Studebaker Bros. Co. v. Witcher, supra, is cited in the case of In re Halferty, 136 Fed.(2d) 640 (643), where the question was whether a contract was of conditional sale or of mortgage. The Court, holding that it was not a mortgage, says:
In all jurisdictions, where litigated, such contracts as the one now in issue have been construed to be conditional sale contracts rather than mortgages, and effective to postpone the transfer of title, regardless of whether the action was based on the Uniform Sales Act, or the Uniform Conditional Sales Act, or both, or neither, or regardless of whether there were one or more valid conditions precedent. See Faisst v. Waldo, 57 Ark. 270, 21 S.W. 436; * * * (Citing many cases, including the Studebaker case, as above stated.)

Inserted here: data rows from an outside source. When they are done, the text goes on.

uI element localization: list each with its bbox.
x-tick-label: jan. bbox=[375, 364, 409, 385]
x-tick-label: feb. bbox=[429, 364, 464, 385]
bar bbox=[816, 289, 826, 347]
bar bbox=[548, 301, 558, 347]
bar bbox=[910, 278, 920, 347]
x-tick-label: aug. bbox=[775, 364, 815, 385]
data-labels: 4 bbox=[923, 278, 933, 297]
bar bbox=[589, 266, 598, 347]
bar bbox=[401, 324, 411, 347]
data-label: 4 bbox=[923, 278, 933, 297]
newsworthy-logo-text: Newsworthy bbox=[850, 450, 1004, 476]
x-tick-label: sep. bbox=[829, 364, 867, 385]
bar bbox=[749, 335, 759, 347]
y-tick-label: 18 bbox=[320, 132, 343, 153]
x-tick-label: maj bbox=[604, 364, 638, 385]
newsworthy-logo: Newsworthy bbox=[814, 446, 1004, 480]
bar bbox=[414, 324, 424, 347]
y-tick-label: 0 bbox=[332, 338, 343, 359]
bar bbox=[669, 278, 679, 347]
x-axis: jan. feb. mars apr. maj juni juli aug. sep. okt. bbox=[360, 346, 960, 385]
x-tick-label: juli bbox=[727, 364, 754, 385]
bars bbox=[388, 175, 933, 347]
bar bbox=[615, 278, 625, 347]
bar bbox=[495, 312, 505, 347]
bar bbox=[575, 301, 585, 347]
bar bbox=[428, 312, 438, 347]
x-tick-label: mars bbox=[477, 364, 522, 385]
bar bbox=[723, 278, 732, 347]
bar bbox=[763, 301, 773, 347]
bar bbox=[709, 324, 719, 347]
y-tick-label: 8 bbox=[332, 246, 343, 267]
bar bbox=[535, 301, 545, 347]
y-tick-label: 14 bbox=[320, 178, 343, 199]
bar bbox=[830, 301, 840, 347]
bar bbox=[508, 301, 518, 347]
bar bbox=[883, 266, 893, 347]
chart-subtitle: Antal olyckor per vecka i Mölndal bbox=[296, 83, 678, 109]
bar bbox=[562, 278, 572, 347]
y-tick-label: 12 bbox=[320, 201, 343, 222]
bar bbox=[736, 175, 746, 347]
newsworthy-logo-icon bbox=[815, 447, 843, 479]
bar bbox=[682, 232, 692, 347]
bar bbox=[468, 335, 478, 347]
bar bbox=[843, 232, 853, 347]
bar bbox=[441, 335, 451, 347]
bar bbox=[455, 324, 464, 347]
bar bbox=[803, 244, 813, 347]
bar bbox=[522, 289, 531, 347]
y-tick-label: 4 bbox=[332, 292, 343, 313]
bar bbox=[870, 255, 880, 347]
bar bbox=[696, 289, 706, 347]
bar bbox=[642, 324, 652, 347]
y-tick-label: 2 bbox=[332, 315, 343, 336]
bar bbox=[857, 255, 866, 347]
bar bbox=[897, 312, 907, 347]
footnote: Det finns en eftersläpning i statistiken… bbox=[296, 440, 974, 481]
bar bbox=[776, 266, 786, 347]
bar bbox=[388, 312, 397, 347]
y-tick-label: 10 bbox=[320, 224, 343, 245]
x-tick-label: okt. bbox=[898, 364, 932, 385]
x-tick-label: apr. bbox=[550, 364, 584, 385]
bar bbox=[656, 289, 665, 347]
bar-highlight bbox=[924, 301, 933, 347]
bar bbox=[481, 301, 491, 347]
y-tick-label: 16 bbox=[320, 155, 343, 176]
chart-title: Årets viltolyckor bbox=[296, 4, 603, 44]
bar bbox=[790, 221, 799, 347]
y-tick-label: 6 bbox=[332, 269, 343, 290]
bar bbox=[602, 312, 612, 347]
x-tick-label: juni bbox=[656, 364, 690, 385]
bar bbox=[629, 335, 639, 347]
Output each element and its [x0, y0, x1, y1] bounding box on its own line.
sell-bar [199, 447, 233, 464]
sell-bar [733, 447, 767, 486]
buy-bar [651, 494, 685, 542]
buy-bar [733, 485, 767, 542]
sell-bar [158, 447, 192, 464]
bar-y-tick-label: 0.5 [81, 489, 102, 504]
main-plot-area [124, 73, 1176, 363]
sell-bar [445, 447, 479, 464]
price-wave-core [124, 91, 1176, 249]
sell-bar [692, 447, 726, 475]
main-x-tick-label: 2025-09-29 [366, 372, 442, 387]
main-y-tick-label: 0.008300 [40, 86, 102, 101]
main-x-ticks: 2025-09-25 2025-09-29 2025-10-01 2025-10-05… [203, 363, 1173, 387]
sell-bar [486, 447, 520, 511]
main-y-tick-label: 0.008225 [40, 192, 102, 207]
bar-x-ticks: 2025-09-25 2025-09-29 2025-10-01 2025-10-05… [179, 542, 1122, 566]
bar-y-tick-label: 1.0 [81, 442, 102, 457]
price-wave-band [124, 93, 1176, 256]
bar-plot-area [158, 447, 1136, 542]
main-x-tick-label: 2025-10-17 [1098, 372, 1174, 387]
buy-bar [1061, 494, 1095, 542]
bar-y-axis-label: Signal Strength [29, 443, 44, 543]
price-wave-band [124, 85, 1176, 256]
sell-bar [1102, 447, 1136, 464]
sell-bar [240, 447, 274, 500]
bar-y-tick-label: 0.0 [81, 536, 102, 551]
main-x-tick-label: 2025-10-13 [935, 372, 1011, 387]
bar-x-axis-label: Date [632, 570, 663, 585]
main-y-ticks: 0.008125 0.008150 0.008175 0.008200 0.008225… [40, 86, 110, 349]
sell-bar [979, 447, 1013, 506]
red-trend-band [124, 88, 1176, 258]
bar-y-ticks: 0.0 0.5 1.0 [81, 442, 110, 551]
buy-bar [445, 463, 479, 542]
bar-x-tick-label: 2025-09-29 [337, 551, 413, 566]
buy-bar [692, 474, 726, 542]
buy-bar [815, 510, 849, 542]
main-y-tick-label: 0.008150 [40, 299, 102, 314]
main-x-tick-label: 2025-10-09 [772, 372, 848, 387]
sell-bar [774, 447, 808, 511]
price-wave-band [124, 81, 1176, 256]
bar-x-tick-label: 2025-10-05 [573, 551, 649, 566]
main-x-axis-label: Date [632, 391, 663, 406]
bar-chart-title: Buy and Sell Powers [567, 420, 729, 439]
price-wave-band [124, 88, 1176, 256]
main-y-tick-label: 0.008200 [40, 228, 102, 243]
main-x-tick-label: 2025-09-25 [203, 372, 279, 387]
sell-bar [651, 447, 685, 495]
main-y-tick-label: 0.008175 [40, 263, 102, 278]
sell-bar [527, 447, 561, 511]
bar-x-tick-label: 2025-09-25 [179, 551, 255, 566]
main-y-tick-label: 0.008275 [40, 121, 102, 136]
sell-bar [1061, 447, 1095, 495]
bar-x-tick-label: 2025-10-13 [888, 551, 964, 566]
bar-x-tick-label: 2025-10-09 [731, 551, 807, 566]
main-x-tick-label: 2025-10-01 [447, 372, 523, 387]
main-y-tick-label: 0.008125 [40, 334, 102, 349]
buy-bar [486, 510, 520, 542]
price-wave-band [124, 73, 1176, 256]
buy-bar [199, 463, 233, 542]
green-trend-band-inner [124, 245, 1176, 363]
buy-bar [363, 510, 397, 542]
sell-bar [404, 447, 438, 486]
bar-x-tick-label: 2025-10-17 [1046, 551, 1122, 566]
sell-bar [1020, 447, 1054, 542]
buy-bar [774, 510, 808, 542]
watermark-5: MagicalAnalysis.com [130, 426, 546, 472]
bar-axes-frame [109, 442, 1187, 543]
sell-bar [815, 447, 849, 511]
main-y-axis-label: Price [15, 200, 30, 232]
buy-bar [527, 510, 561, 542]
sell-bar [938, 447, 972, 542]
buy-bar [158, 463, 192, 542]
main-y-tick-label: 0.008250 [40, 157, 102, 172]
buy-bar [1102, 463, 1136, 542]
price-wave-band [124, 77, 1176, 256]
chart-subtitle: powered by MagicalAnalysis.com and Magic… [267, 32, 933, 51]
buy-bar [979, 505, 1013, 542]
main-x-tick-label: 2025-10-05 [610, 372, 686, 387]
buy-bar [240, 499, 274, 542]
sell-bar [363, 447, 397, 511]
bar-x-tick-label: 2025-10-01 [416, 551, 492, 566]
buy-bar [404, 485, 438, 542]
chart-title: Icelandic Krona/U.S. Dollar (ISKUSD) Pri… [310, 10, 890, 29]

Though in matters of equitable cognizance the right to redeem has been recognized in matters of conditional sale and retention of title, nevertheless the distinction between the ‘mortgage‘ required by section 719(a)(1) and conditional sale is deeply grounded. In re Lakes Laundry, Inc., 79 Fed.(2d) 326, involved section 77B of the Bankruptcy Act and a conditional sales contract under the Uniform Conditional Sales Act. The court held that property of one whose rights were only those of a conditional vendee was not covered by a reorganization petition, but was that of the conditional vendor until payment, and subject to repossession by the vendor; and that the vendor was not a mortgagee. The court said:
But, even though section 77B is a remedial statute to be construed liberally, we think Congress did not intend to ignore the distinction between property mortgaged by a debtor and property held by a debtor as conditional vendee. The part distinction has been recognized in legislation from early times, and was a part of the common law. The fact that Congress expressly included the words ‘conditional sale agreement‘ in subdivision (o)(6) of section 75 of the act, 11 U.S.C.A. 203(o)(6), and omitted any reference to conditional sales in subdivision (c)(10) of section 77B of the act, 11 U.S.C.A. 207(c)(10), is significant and points to the conclusion that it meant in this instance to exclude property in the possession of the debtor whose rights therein were only those of a conditional vendee.
So here we think it is significant that Congress omitted any reference to ‘conditional sales contract‘ along with ‘mortgage‘ in section 719(a)(1), and that we should not consider the conditional sales agreement here presented as within the ambit of that section. The petitioner seeks to demonstrate borrowed capital. We do not think that a mortgage ‘in effect‘ is shown in the instant case, within the intendment of the statute here to be construed. In truth, it shows the erection of a plant by Western-Knapp Engineering Co., with title expressly and specifically retained by that company until it had received payment, in a certain manner, but in general according to the amount of ore or concentrates milled in the plant. Then, and only then, would a bill of sale be executed, under the agreement, and until that time the seller could select the managing operator of the plant, to be paid $500 per month by the petitioner. To us such an arrangement appears to come neither within the letter nor the spirit of the statute as to considering ‘borrowed capital‘ in the computation of excess profits tax. The contract was, in our view, under Nevada law and general principles, neither in form nor in substance, the mortgage required by section 719(a)(1). In the light of such conclusion, it is needless to consider whether ‘indebtedness‘ was created by the contracts.
We hold that the Commissioner did not err in denying consideration of the amount involved as borrowed invested capital.
Reviewed by the Court.
Decision will be entered for the respondent.